Pour autant, le Conseil d’État juge que la Cour ne pouvait se fonder sur ces seuls constats pour présumer un transfert de bénéfices au sens du 1 de l’article 57 du CGI, dès lors que l’administration n’avait pas identifié, parmi les dépenses comptabilisées dans le poste « autres achats et charges externes », celles qui auraient été engagées par X dans l’intérêt exclusif d’autres sociétés du groupe M. Ce faisant, la Cour a entaché son arrêt d’une erreur de droit, justifiant son annulation partielle sur ce point.

S'agissant de dépenses liées à la promotion et la prospection commerciale, le rapporteur public considère que ces dépenses profitent indirectement au groupe italien mais peuvent également profiter à d'autres entités du groupe, ce qui ne permet pas d'en déduire qu'elles n'incomberaient pas au distributeur français X. Ce n'est donc pas tant la nature ou le montant des dépenses que l'identification de leur bénéficiaire qui semble importer.

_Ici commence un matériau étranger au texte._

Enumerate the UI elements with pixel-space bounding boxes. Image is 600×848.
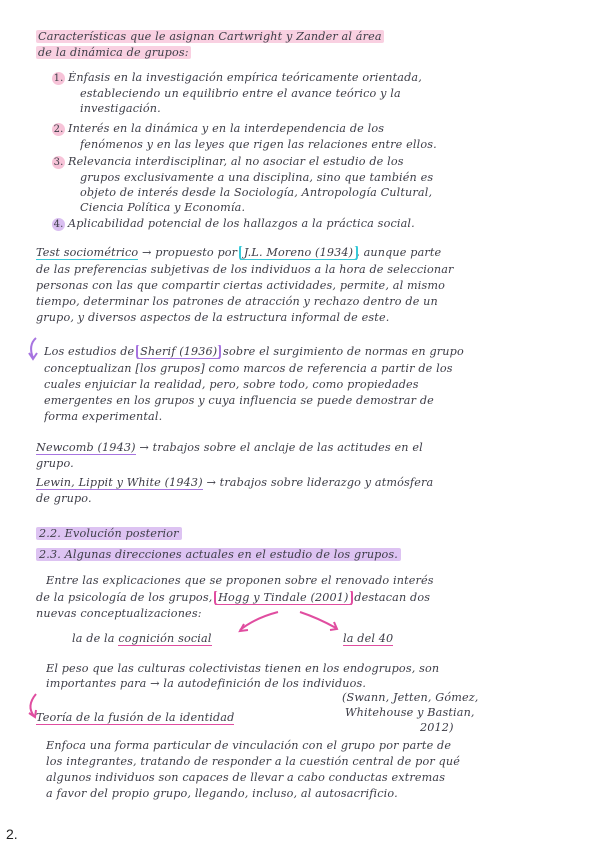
test-line-1: Test sociométrico → propuesto por J.L. Moreno (1934) , aunque parte: [36, 246, 442, 259]
sherif-line-2: conceptualizan [los grupos] como marcos de referencia a partir de los: [44, 362, 453, 375]
list-item-3: 3. Relevancia interdisciplinar, al no asociar el estudio de los: [53, 155, 404, 168]
intro-line-1: Características que le asignan Cartwright y Zander al área: [38, 30, 382, 43]
list-item-2-line-2: fenómenos y en las leyes que rigen las relaciones entre ellos.: [80, 138, 437, 151]
actual-line-2: de la psicología de los grupos, Hogg y Tindale (2001) destacan dos: [36, 591, 431, 604]
list-item-3-line-4: Ciencia Política y Economía.: [80, 201, 246, 214]
branch-cognicion-term: cognición social: [118, 632, 212, 645]
list-item-1: 1. Énfasis en la investigación empírica teóricamente orientada,: [53, 71, 422, 84]
fusion-line-4: a favor del propio grupo, llegando, incluso, al autosacrificio.: [46, 787, 398, 800]
newcomb-line-2: grupo.: [36, 457, 74, 470]
peso-line-1: El peso que las culturas colectivistas tienen en los endogrupos, son: [46, 662, 440, 675]
branch-right-arrow-icon: [300, 612, 336, 628]
fusion-citation-2: Whitehouse y Bastian,: [345, 706, 475, 719]
test-line-2: de las preferencias subjetivas de los individuos a la hora de seleccionar: [36, 263, 454, 276]
list-item-1-line-3: investigación.: [80, 102, 161, 115]
lewin-line-2: de grupo.: [36, 492, 92, 505]
branch-40: la del 40: [343, 632, 394, 645]
fusion-citation-1: (Swann, Jetten, Gómez,: [342, 691, 479, 704]
test-author: J.L. Moreno (1934): [241, 246, 356, 259]
intro-line-2: de la dinámica de grupos:: [38, 46, 189, 59]
item-number: 4.: [53, 219, 64, 230]
sherif-line-4: emergentes en los grupos y cuya influencia se puede demostrar de: [44, 394, 434, 407]
test-term: Test sociométrico: [36, 246, 139, 259]
test-line-3: personas con las que compartir ciertas actividades, permite, al mismo: [36, 279, 446, 292]
peso-line-2: importantes para → la autodefinición de los individuos.: [46, 677, 367, 690]
test-line-4: tiempo, determinar los patrones de atracción y rechazo dentro de un: [36, 295, 438, 308]
fusion-term: Teoría de la fusión de la identidad: [36, 711, 235, 724]
newcomb-line-1: Newcomb (1943) → trabajos sobre el anclaje de las actitudes en el: [36, 441, 423, 454]
page-number: 2.: [6, 826, 18, 842]
item-number: 2.: [53, 124, 64, 135]
actual-line-3: nuevas conceptualizaciones:: [36, 607, 202, 620]
hogg-author: Hogg y Tindale (2001): [218, 591, 349, 604]
list-item-3-line-2: grupos exclusivamente a una disciplina, sino que también es: [80, 171, 434, 184]
item-number: 1.: [53, 73, 64, 84]
test-line-5: grupo, y diversos aspectos de la estructura informal de este.: [36, 311, 390, 324]
fusion-line-3: algunos individuos son capaces de llevar a cabo conductas extremas: [46, 771, 446, 784]
list-item-4: 4. Aplicabilidad potencial de los hallazgos a la práctica social.: [53, 217, 415, 230]
fusion-line-2: los integrantes, tratando de responder a la cuestión central de por qué: [46, 755, 460, 768]
sherif-author: Sherif (1936): [140, 345, 218, 358]
branch-left-arrow-icon: [240, 612, 278, 630]
section-2-2-heading: 2.2. Evolución posterior: [36, 527, 182, 541]
item-number: 3.: [53, 157, 64, 168]
list-item-1-line-2: estableciendo un equilibrio entre el avance teórico y la: [80, 87, 401, 100]
fusion-line-1: Enfoca una forma particular de vinculación con el grupo por parte de: [46, 739, 452, 752]
sherif-line-1: Los estudios de Sherif (1936) sobre el surgimiento de normas en grupo: [44, 345, 464, 358]
actual-line-1: Entre las explicaciones que se proponen sobre el renovado interés: [46, 574, 434, 587]
section-2-3-heading: 2.3. Algunas direcciones actuales en el estudio de los grupos.: [36, 548, 401, 562]
sherif-line-3: cuales enjuiciar la realidad, pero, sobre todo, como propiedades: [44, 378, 419, 391]
branch-cognicion: la de la cognición social: [72, 632, 212, 645]
list-item-2: 2. Interés en la dinámica y en la interdependencia de los: [53, 122, 385, 135]
fusion-citation-3: 2012): [420, 721, 454, 734]
sherif-line-5: forma experimental.: [44, 410, 163, 423]
list-item-3-line-3: objeto de interés desde la Sociología, Antropología Cultural,: [80, 186, 433, 199]
lewin-line-1: Lewin, Lippit y White (1943) → trabajos sobre liderazgo y atmósfera: [36, 476, 434, 489]
lewin-author: Lewin, Lippit y White (1943): [36, 476, 203, 489]
newcomb-author: Newcomb (1943): [36, 441, 136, 454]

En revanche, le Conseil d’État confirme l’analyse de la Cour administrative d’appel s’agissant du second chef de redressement, portant sur un transfert indirect de bénéfices au profit de la société italienne A. L’administration avait identifié un transfert de bénéfices entre X et A concernant les produits de la gamme G-X, en recourant à la méthode du prix comparable sur le marché libre. Elle s’était fondée sur un unique comparable interne : les prix pratiqués pour des produits de la gamme G-Y, acquis par la société X auprès d’un fournisseur indépendant.
La société X contestait à la fois (i) l’absence de recours à des comparables externes et (ii) la fiabilité du comparable interne retenu, en invoquant (a) une différence de marge brute (10 % de son chiffre d’affaires pour la gamme G-Y contre 19 % pour la gamme G-X) et (b) des différences dans les taux de remboursement de ces produits par la Sécurité Sociale. La Cour a toutefois jugé que ce seul comparable interne pouvait être utilisé, après avoir constaté que les deux gammes visaient une clientèle identique dans le même secteur d’activité, qu’il n’existait pas d’autres comparables internes (i.e., produits achetés auprès de fournisseurs tiers par X) et que les produits G-X représentaient une part significative du chiffre d’affaires de la gamme G. Le Conseil d’État confirme donc cette appréciation souveraine de la Cour.